Original Hems StudioHere in Orange County, CA we’ve finally begun to buck urban sprawl with “urban living” apartments —
buildings with rows of shops on the ground floor beneath loft apartments.  I want to tell you about the tailor I found who has set up shop in one of those buildings.  It’s the Original Hems Studio across from the Main Place Mall, and they are remarkable for two things: while-you-wait service and convenient hours — two aspects of business that support each other.

As a customer, I find that these are drastic simplifications over the tailor shop I was using before.  My old tailor was only open until 6:00 on weekdays plus a few hours on Saturdays, and it was hard for me to schedule in my stops.  OHS, on the other hand, is open until 9pm every weekday, and for 10 hours on Saturday and another 7 on Sunday.  OHS’s while-you-wait service also means that I only have to schedule one visit into my calendar, not two.

In order to provide such service, the owner of OHS has to spend a lot.  It takes a lot of equipment and a big staff to support peak periods of random walk-ins.  Multiply that by the extended hours and we’re talking about a big payroll.  This means, for one thing, keeping a watchful eye on traffic patterns and tightly controlling those staff schedules.  It also means having to be creative with excess capacity by soliciting corp-to-corp business which does not require while-you-wait service.
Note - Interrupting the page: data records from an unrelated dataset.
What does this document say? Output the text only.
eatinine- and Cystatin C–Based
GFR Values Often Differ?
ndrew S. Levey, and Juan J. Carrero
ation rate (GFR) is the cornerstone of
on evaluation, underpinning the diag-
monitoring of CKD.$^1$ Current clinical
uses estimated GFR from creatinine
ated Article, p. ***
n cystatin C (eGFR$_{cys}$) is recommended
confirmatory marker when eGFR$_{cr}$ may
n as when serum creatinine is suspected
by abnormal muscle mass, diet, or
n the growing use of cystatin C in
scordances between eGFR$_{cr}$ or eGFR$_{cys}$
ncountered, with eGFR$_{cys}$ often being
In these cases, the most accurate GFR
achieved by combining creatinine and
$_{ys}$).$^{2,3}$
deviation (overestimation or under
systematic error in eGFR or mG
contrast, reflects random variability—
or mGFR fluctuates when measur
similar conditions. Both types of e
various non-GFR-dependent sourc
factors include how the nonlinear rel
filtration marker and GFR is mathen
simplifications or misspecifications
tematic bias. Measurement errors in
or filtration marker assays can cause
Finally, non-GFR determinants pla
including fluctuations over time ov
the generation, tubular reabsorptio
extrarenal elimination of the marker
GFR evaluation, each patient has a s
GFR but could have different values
OHS started out with shorter hours, closing 2 hours earlier each day than they do today.  They obviously identified a pattern where customers were rushing in at the last minute and the staff would have to stay late to accommodate them.  Their brilliance was in making the extended hours official.  That took away the rushing on the customers’ part, and it took away the staying-late on the staff’s part.  Customers could count on not being turned away and staff could count on going home when officially scheduled.

There are many additional Pros to while-you-wait service:

  • Instant gratification is always nice.
  • Less storage space is required when items are only in your shop for less than an hour.
  • Less liability for lost/stolen/damaged items — it’s harder to lose items if they are only in your shop for less than an hour, and it’s harder to forget the tailoring instructions if they are fresh in your mind.
  • Eliminating the second trip not only saves customers’ time, but also saves them gas, so you get kudos for being “green.”
  • The need to provide a well-appointed, well-styled waiting room means more for customers to buzz about.
  • The need to be creative and solicit business to fill in between peak demands means more profit.

So, this is a prime example of deciding who’s lives are most important to simplify — the retail customers? the corporate customers? the owners and managers? the staff? the vendors? — and then designing your systems with that answer in mind.